Harry Styles has ruffled more feathers than his elaborate blouses often have with his latest comment on his sexuality.
Speaking to Better Homes & Gardens, he discussed his right to not reveal the fine details of who he does or doesn’t sleep with to the press, finding the expectation “outdated”.
“I’ve been really open with it with my friends, but that’s my personal experience; it’s mine,” he told the magazine.
“The whole point of where we should be heading, which is toward accepting everybody and being more open, is that it doesn’t matter, and it’s about not having to label everything, not having to clarify what boxes you’re checking.”
Styles’ comments immediately drew both condemnation and applause from social media. Some claimed he’s absolutely right to demand his privacy. While others critiqued his privilege as an ostensibly straight man to be able to remove himself from discussions while still embracing a queer aesthetic.
His critics have often accused him of “queerbaiting”.
What is queerbaiting and why does Harry Styles get accused of it?
The concept of queerbaiting is defined as when someone or something takes the aesthetics of queer culture without a commitment to identifying with LGBT culture at large.
Queerbaiting is especially considered problematic when a queer aesthetic is used to garner the financial support of the LGBT community, without any outwardly queer identifying people associated.
To critics, queerbaiting allows people a free ride on the aesthetic without the personal difficulties associated with openly identifying as queer in a hetronormative world.
Many of the accusations against Harry Styles started with the release of his second solo album “Fine Line” in 2019. Around this time, his personal style became increasingly flamboyant as he started to add elaborate dresses to his wardrobe.
Not long after Fine Line, Harry Styles started employing radical clothes designer Harris Reed to create the clothes he’d wear on his next tour and for many public events. One of the most notable outfits was one Reed designed for a Vogue cover shoot, a black suit with prominent shoulders under which a white and pink skirt blossomed out.
Styles also co-chaired the 2019 Met Gala which had the theme “What is Camp?” and has been quoted saying “we’re all a little bit gay”.
So it might seem that with Styles’ continued use of queer aesthetics through cross-dressing and his previous statements are at odds with his most recent request to not be labelled.
Multiple people on Twitter expressed frustrations with what they considered queerbaiting.
User @christidavinci wrote: “Translation: I’m a straight man that wants to keep my queerbait marketing strategy”
User @jeromanoff wrote: “That would be nice if that was the case, but queerness is under attack constantly. Especially in some states where u can’t even say gay. We can’t all live in 2050 where ambiguous sexuality is the norm. We are living in 2022 and we need allies who will be loud and stand with us.”
Is the accusation of queerbaiting fair?
Though Styles certainly has his fair share of critics for his comments, there is a deeper discussion about whether his actions are queerbaiting at all.

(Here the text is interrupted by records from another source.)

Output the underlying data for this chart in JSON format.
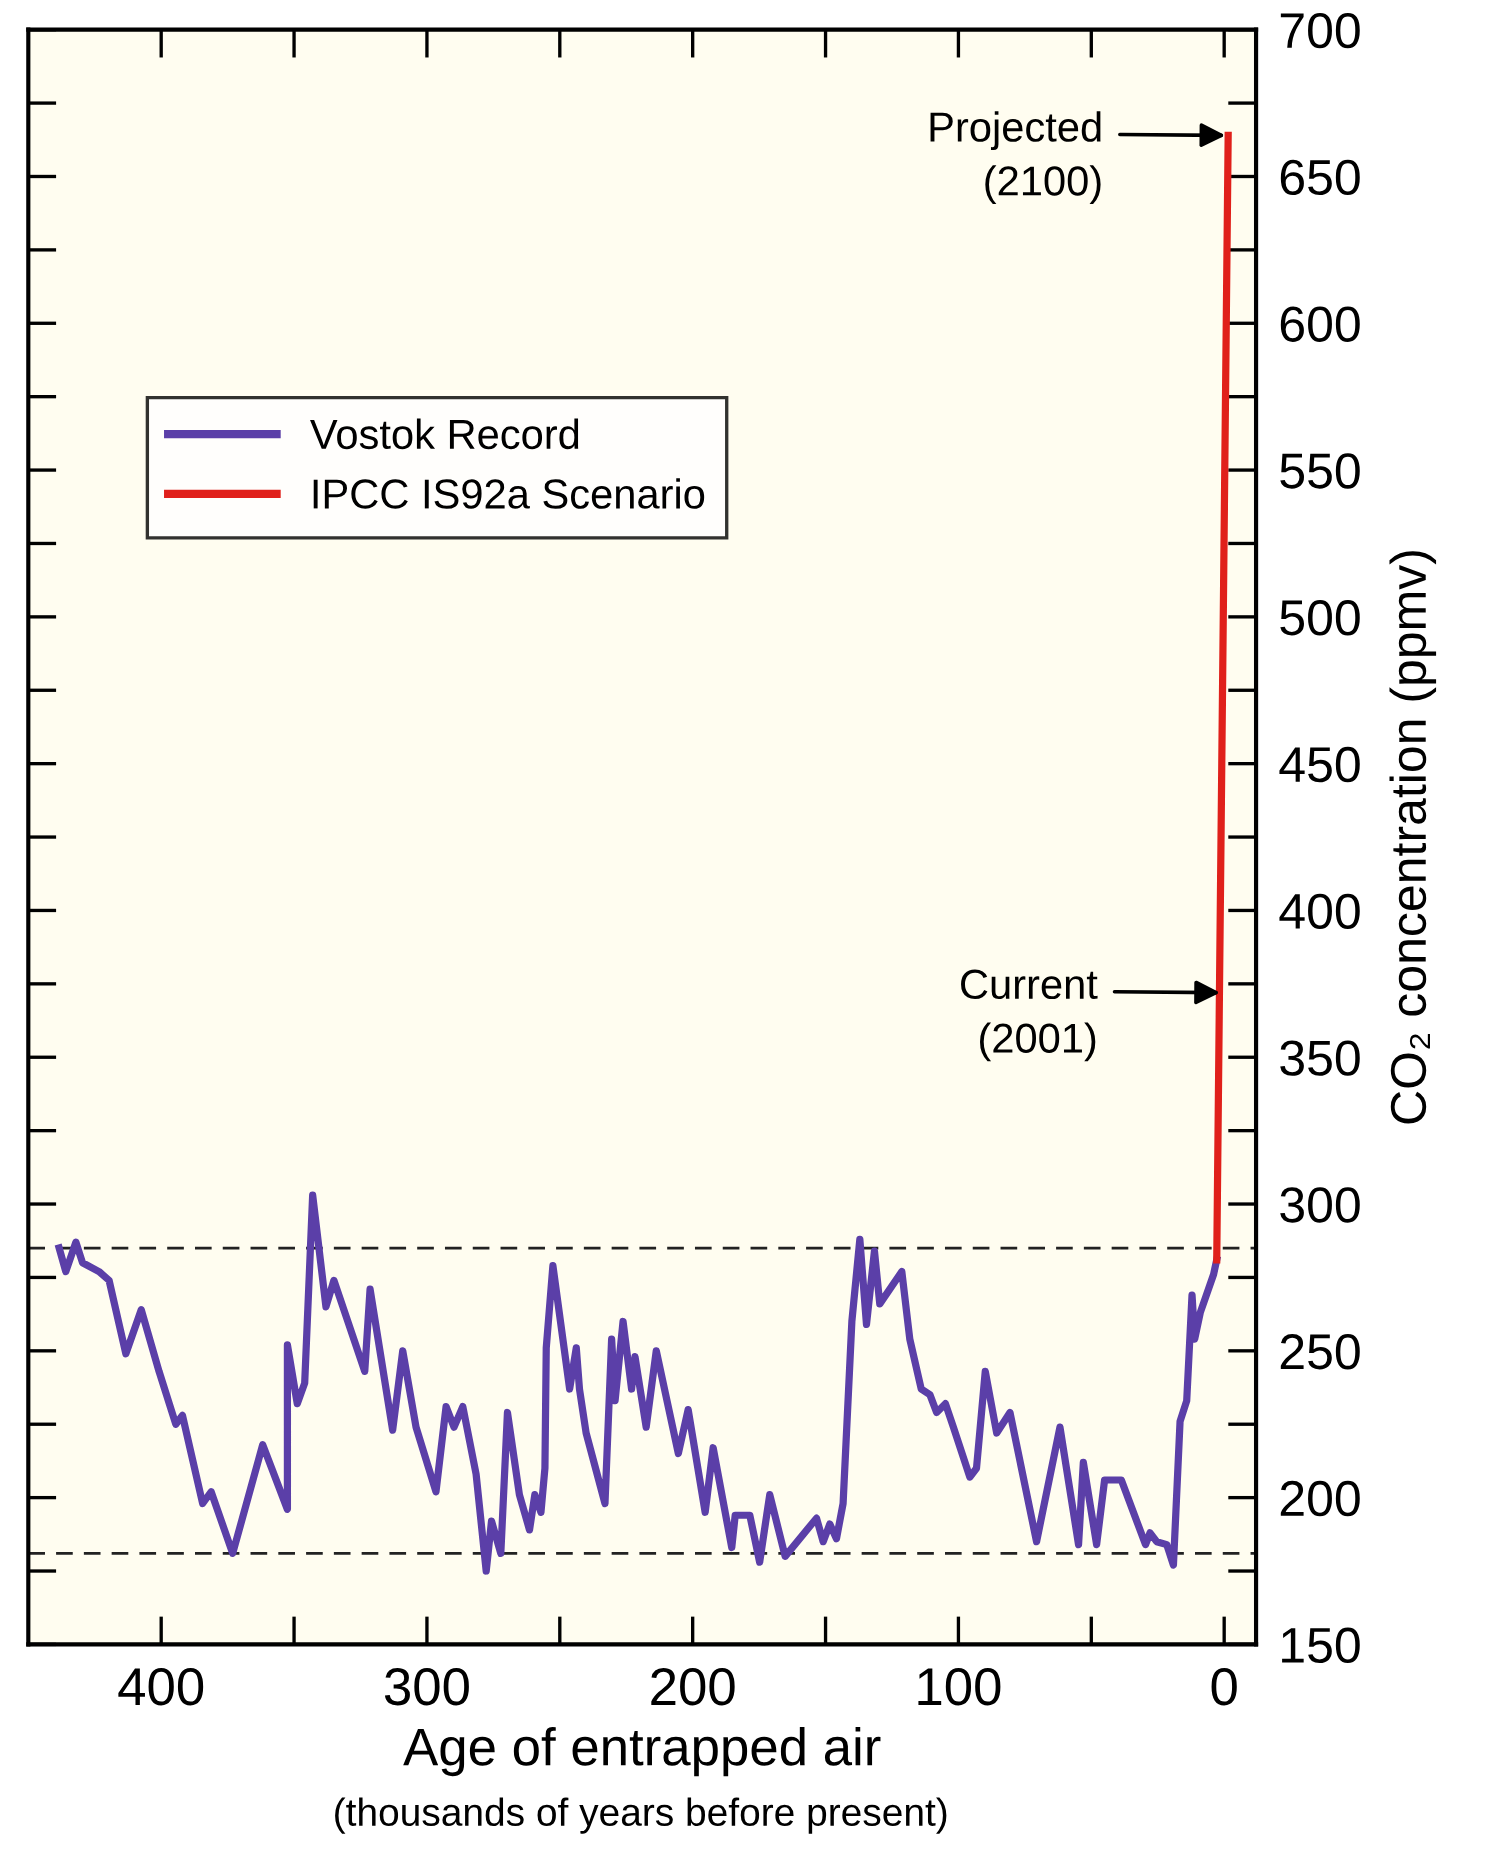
{
  "chart_data": {
    "type": "line",
    "xlabel": "Age of entrapped air",
    "ylabel": "CO₂ concentration (ppmv)",
    "series": [
      {
        "name": "Vostok Record",
        "color": "#5b3fa8",
        "x": [
          438.4,
          435.9,
          432.1,
          429.6,
          423.4,
          419.6,
          413.3,
          407.5,
          400.8,
          394.5,
          392,
          384.4,
          381.2,
          373.1,
          361.8,
          352.5,
          352.5,
          348.8,
          346,
          343,
          338,
          335,
          323.4,
          321.4,
          312.9,
          309.1,
          304.1,
          296.6,
          292.8,
          289.8,
          286.5,
          281.5,
          277.7,
          275.7,
          272.2,
          269.7,
          265.2,
          261.4,
          259.4,
          257.1,
          255.6,
          255.1,
          252.6,
          246.3,
          243.8,
          242.6,
          240.1,
          233,
          230.5,
          229.2,
          226.2,
          223,
          221.7,
          217.5,
          213.7,
          205.4,
          201.7,
          195.3,
          192.3,
          185.3,
          184,
          178.5,
          174.8,
          171,
          165.2,
          153.4,
          150.9,
          148.4,
          145.9,
          143.4,
          140.1,
          137.1,
          134.6,
          131.6,
          129.6,
          121.3,
          118.3,
          114,
          110.7,
          108.2,
          104.9,
          101.9,
          95.7,
          93.2,
          89.9,
          85.6,
          80.6,
          70.6,
          61.8,
          54.8,
          53,
          48,
          45,
          38.7,
          29.6,
          27.9,
          25.4,
          21.6,
          19.1,
          16.6,
          14.1,
          12.1,
          11.1,
          9,
          4,
          2.8
        ],
        "values": [
          285,
          277,
          287,
          280,
          277,
          274,
          249,
          264,
          243,
          225,
          228,
          198,
          202,
          181,
          218,
          196,
          252,
          232,
          239,
          303,
          265,
          274,
          243,
          271,
          223,
          250,
          224,
          202,
          231,
          224,
          231,
          208,
          175,
          192,
          181,
          229,
          201,
          189,
          201,
          195,
          210,
          251,
          279,
          237,
          251,
          237,
          222,
          198,
          254,
          233,
          260,
          237,
          248,
          224,
          250,
          215,
          230,
          195,
          217,
          183,
          194,
          194,
          178,
          201,
          180,
          193,
          185,
          191,
          186,
          198,
          260,
          288,
          259,
          284,
          266,
          277,
          254,
          237,
          235,
          229,
          232,
          224,
          207,
          210,
          243,
          222,
          229,
          185,
          224,
          184,
          212,
          184,
          206,
          206,
          184,
          188,
          185,
          184,
          177,
          226,
          233,
          269,
          254,
          263,
          276,
          281
        ]
      },
      {
        "name": "IPCC IS92a Scenario",
        "color": "#e0201b",
        "x": [
          2.8,
          -1.5
        ],
        "values": [
          281,
          664
        ]
      }
    ],
    "xlim": [
      450,
      -12
    ],
    "xticks": [
      {
        "value": 400,
        "label": "400"
      },
      {
        "value": 350,
        "label": null
      },
      {
        "value": 300,
        "label": "300"
      },
      {
        "value": 250,
        "label": null
      },
      {
        "value": 200,
        "label": "200"
      },
      {
        "value": 150,
        "label": null
      },
      {
        "value": 100,
        "label": "100"
      },
      {
        "value": 50,
        "label": null
      },
      {
        "value": 0,
        "label": "0"
      }
    ],
    "ylim": [
      150,
      700
    ],
    "yticks": [
      150,
      {
        "value": 175,
        "label": null
      },
      200,
      {
        "value": 225,
        "label": null
      },
      250,
      {
        "value": 275,
        "label": null
      },
      300,
      {
        "value": 325,
        "label": null
      },
      350,
      {
        "value": 375,
        "label": null
      },
      400,
      {
        "value": 425,
        "label": null
      },
      450,
      {
        "value": 475,
        "label": null
      },
      500,
      {
        "value": 525,
        "label": null
      },
      550,
      {
        "value": 575,
        "label": null
      },
      600,
      {
        "value": 625,
        "label": null
      },
      650,
      {
        "value": 675,
        "label": null
      },
      700
    ],
    "ref_lines": [
      {
        "axis": "y",
        "value": 285,
        "label": null,
        "color": "#222222",
        "line_style": "dashed"
      },
      {
        "axis": "y",
        "value": 181,
        "label": null,
        "color": "#222222",
        "line_style": "dashed"
      }
    ],
    "annotations": [
      {
        "text": "Projected\n(2100)",
        "x": -1.5,
        "y": 664
      },
      {
        "text": "Current\n(2001)",
        "x": 0.5,
        "y": 372
      },
      "(thousands of years before present)"
    ],
    "legend": "upper left",
    "grid": false,
    "line_style": "solid",
    "marker": "none"
  }
}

Importantly, he doesn’t actually claim to not be queer in the interview, only to not want to discuss his identity in the public sphere. As much as that is the source of a lot of his critics’ ire, that decision makes a lot more sense when given later in the interview, he discusses how much stress he was under when his entire private life was on display in the One Direction years.
Others have also pointed out that being queer isn’t just about sexuality. Gender-non-conforming expressions of identity are also part of being queer.
Styles consciously outward expression of comfort in gender-non-conforming clothing could be seen as an expression of queer identity.
“To wear Harris’s clothes is to be having fun,” Styles told the New Yorker regarding Harris Reed’s designs.
“Every frill is there to be played with, and an overwhelming sense of freedom shall rain down upon you.”
Another important point some make is that Styles use of clothing and gender signifiers are also not the property of the queer community, explains Otamere Guobadia for i-D.
“In this arena of expression and becoming, queerness has no designated look. It may feel that our gender nonconformity is hard-won, its presence and glorification in public spaces the result of our tenacious struggle against the grain of normality.”
“But it is not our property. The queer countercultural cannot be bottled or claimed. Gender and its manifest signifiers have no domain, no rulers nor legislators, no oaths of allegiance, and certainly no price of admission,” he says.
“Queerbaiting critique levelled at public figures, rather than having any liberatory effect for queer people and communities, has a deleterious function — it further essentialises queer identity, distilling it into a list of aesthetic and performed tasks.”
“It forces them to choose words to define, or in some cases confine, their experiences of gender and sexuality into forms that are pleasing and recognisable to us, their audience. It is a bitterly ironic inversion of the demands that a heterosexist society has spent time immemorial wrongly demanding of us,” Guobadia continues.
And maybe we should all just chill out on accusations of queerbaiting for the people who are celebrating queer styles, suggests Jack Remmington.
“People’s obsession with Harry’s sexuality is SO WEIRD to me. Let him live and direct your energy to those punching down at the LGBTQ community, not actively lifting it up,” he says.